Richmond a insisté Il ne s’agit pas seulement de réclamer des responsabilités envers Israël, mais aussi pour démontrer que l’Union européenne croit en l’État de droit. « Le blocage continu de l’aide humanitaire est une violation claire du droit international humanitaire« Veldkamp a dit. Mais le but, en réalité, selon des sources diplomatiques, est Attirez une touche à Israël.

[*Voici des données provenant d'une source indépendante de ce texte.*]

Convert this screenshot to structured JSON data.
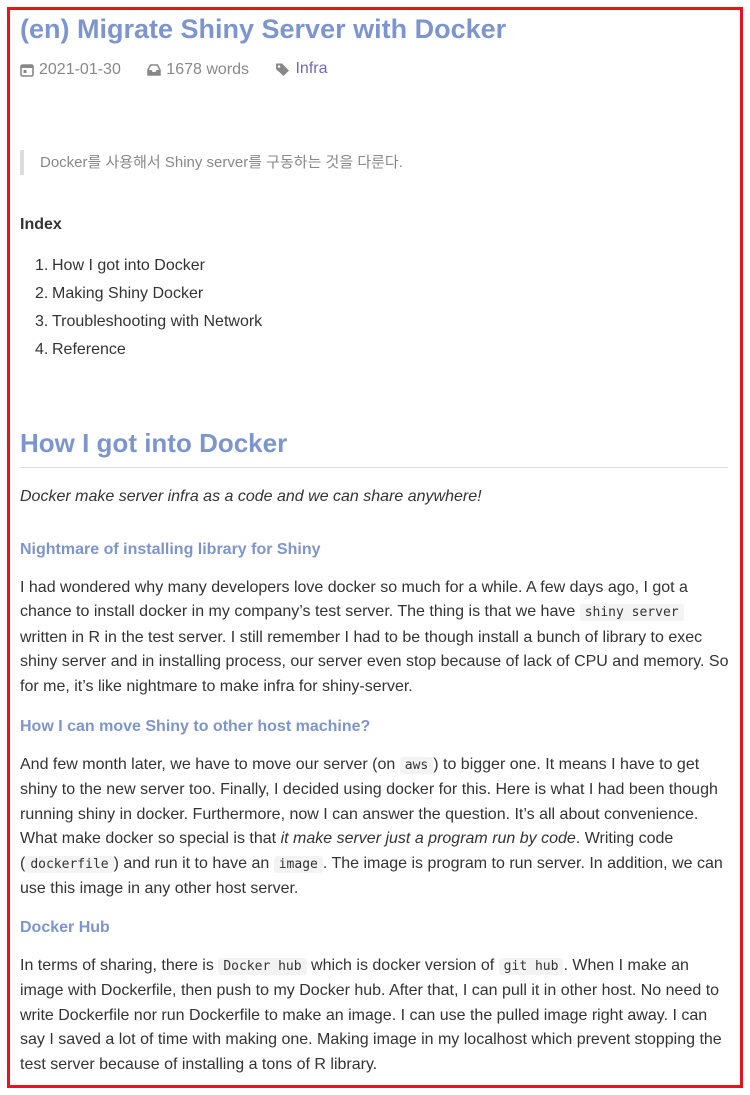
{
  "post": {
    "title": "(en) Migrate Shiny Server with Docker",
    "date": "2021-01-30",
    "words": "1678 words",
    "tag": "Infra",
    "summary": "Docker를 사용해서 Shiny server를 구동하는 것을 다룬다."
  },
  "index": {
    "heading": "Index",
    "items": [
      {
        "num": "1.",
        "label": "How I got into Docker"
      },
      {
        "num": "2.",
        "label": "Making Shiny Docker"
      },
      {
        "num": "3.",
        "label": "Troubleshooting with Network"
      },
      {
        "num": "4.",
        "label": "Reference"
      }
    ]
  },
  "section1": {
    "heading": "How I got into Docker",
    "lead": "Docker make server infra as a code and we can share anywhere!",
    "sub1": {
      "heading": "Nightmare of installing library for Shiny",
      "p1": "I had wondered why many developers love docker so much for a while. A few days ago, I got a chance to install docker in my company’s test server. The thing is that we have ",
      "code1": "shiny server",
      "p2": " written in R in the test server. I still remember I had to be though install a bunch of library to exec shiny server and in installing process, our server even stop because of lack of CPU and memory. So for me, it’s like nightmare to make infra for shiny-server."
    },
    "sub2": {
      "heading": "How I can move Shiny to other host machine?",
      "p1": "And few month later, we have to move our server (on ",
      "code1": "aws",
      "p2": ") to bigger one. It means I have to get shiny to the new server too. Finally, I decided using docker for this. Here is what I had been though running shiny in docker. Furthermore, now I can answer the question. It’s all about convenience. What make docker so special is that ",
      "em1": "it make server just a program run by code",
      "p3": ". Writing code (",
      "code2": "dockerfile",
      "p4": ") and run it to have an ",
      "code3": "image",
      "p5": ". The image is program to run server. In addition, we can use this image in any other host server."
    },
    "sub3": {
      "heading": "Docker Hub",
      "p1": "In terms of sharing, there is ",
      "code1": "Docker hub",
      "p2": " which is docker version of ",
      "code2": "git hub",
      "p3": ". When I make an image with Dockerfile, then push to my Docker hub. After that, I can pull it in other host. No need to write Dockerfile nor run Dockerfile to make an image. I can use the pulled image right away. I can say I saved a lot of time with making one. Making image in my localhost which prevent stopping the test server because of installing a tons of R library."
    }
  }
}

Envoyer un message politique de répulsion aux actions du gouvernement de Netyahu à Gaza qui, dans la pratique, serait sans punition, à moins que l’accord ne finisse par se suspendre.
Veldkamp a dit que « La meilleure façon de mettre fin au conflit « serait un nouvel accord pour une trêvebien que les deux parties soient considérablement éloignées à leurs positions. « Jusqu’à présent, un feu élevé a été le moyen le plus efficace de permettre la libération des otages israéliens, de mettre une aide humanitaire massivement et de le distribuer aux personnes qui en ont besoin », a déclaré le ministre. Aussi Une cessation des hostilités est la seule fenêtre à la fin de la guerresur la base de la solution de deux états qui défend l’UE.
Sanctions syriennes
Ce mardi, les ministres des Affaires étrangères de l’UE ont également décidé Augmenter les sanctions économiques imposées à la Syriebien que le maintien de ceux qui affectent Membres du régime de Bashar El Asad. « Cette décision est réversible et conditionnel« , a averti le chef de la diplomatie européenne, Kaja Kallas, qui s’est démarquée en même temps que « Il ne peut y avoir de paix sans la voie à la reprise économique ».
« Nous avons besoin d’une Syrie stable », a déclaré Kallas, qui a reconnu que tout ne va pas bien dans le pays, mais l’UE a opté pour « Donnez une chance au peuple syrien ». L’Estonie a insisté sur le fait que l’Europe a deux options, ou faciliter la vie aux Syriens et lutter contre la radicalisation, ou perdre votre autorité quand il s’agit d’influencer En ce qui concerne les droits de l’homme dans le cadre de la transition.